Thatch is a layer of fibrous material comprising dead and decaying organic material found between the soil surface and the turf. This material will be made up of old grass clippings, horizontal grass stems, decaying leaves and any other organic material that has found its way under the grass sward.

A layer of thatch up to 0.5” thick is normal and desirable as this is what provides the bounce to a lawn as well as acting as a mulch to reduce water loss during dry conditions. The problem starts when this layer is over 1” thick. Water penetration is reduced and the liklehood of grass disease increases. New root growth becomes more difficult as roots establish themselves in the thatch rather than in the soil or any new growth that manages to break through the thatch layer is blanched as it struggles to receive sufficent light. As the grass weakens moss and weed then find it easier to become established.

Scarifying is also important for removing moss but only after the application of a moss treatment to kill the moss beforehand. The scarification will then remove a significant amount of the moss present.

The best time to scarify a lawn is generally in early autumn or mid spring; the key is to do it when there is still sufficient growing time and conditions available for the lawn to recover.

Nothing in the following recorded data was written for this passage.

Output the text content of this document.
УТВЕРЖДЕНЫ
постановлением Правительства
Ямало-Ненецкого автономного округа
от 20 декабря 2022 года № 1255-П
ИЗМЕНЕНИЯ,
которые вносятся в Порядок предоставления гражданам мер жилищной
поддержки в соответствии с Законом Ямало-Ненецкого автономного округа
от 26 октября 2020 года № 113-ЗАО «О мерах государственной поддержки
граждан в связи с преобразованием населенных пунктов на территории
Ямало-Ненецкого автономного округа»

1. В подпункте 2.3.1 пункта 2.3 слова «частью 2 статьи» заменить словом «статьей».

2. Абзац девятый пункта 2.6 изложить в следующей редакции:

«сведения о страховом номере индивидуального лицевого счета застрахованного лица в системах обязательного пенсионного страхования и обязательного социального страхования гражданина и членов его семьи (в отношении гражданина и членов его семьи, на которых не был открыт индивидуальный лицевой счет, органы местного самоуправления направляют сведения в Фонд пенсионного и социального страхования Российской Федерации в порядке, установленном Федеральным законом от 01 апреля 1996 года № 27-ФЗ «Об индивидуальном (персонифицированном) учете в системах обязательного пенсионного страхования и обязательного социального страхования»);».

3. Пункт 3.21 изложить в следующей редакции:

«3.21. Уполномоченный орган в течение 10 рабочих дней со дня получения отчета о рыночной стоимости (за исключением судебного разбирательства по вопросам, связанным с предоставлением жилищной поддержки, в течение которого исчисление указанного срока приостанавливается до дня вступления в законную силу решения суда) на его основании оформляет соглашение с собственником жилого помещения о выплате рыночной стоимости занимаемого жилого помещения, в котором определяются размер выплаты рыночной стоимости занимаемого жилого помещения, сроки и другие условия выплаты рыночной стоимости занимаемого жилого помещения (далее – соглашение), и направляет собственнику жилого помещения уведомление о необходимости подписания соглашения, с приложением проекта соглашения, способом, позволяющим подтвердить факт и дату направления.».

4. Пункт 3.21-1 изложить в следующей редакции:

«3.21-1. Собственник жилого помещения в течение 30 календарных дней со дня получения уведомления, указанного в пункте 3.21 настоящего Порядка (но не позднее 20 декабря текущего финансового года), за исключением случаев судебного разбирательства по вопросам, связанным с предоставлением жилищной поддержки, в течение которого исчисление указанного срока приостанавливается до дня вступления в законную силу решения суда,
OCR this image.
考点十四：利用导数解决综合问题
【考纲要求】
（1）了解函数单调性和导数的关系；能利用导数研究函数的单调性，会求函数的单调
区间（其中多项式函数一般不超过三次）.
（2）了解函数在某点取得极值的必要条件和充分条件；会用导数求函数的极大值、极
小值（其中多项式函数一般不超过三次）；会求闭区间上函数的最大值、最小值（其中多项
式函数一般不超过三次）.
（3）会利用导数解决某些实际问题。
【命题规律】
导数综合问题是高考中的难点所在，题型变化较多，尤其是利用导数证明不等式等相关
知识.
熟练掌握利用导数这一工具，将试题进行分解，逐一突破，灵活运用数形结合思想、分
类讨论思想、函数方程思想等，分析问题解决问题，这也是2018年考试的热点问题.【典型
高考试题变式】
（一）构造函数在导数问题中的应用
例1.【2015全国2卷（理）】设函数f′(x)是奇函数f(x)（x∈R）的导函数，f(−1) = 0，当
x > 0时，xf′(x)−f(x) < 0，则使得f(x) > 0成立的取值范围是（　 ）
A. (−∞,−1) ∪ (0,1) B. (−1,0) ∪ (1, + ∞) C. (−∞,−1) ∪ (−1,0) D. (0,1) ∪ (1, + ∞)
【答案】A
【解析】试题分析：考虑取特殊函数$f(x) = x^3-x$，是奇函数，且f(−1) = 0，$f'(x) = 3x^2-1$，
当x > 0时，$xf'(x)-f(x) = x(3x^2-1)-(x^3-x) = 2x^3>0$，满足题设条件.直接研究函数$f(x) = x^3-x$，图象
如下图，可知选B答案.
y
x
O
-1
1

Some people will prefer to do it in early autumn as this is the time of the year when the grass will tiller out and thicken up by growing side shoots and runners.

A lawn should not be scarified too late in the autumn, too early in the spring and in winter as it is much more likely to do more harm than good at this time; the process will open up the sward and potentially allow frost and low temperatures to damage the grass plant and roots. It is also more difficult to get recovery of the lawn at these times and could therefore result in more moss or disease.

Scarification is usually followed by aeration and overseeding and/or top dressing in order to fill out any bare or weaker patches caused by the process. The timing is therefore important to ensure that there is sufficent moisture and warmth for seed germination and growth.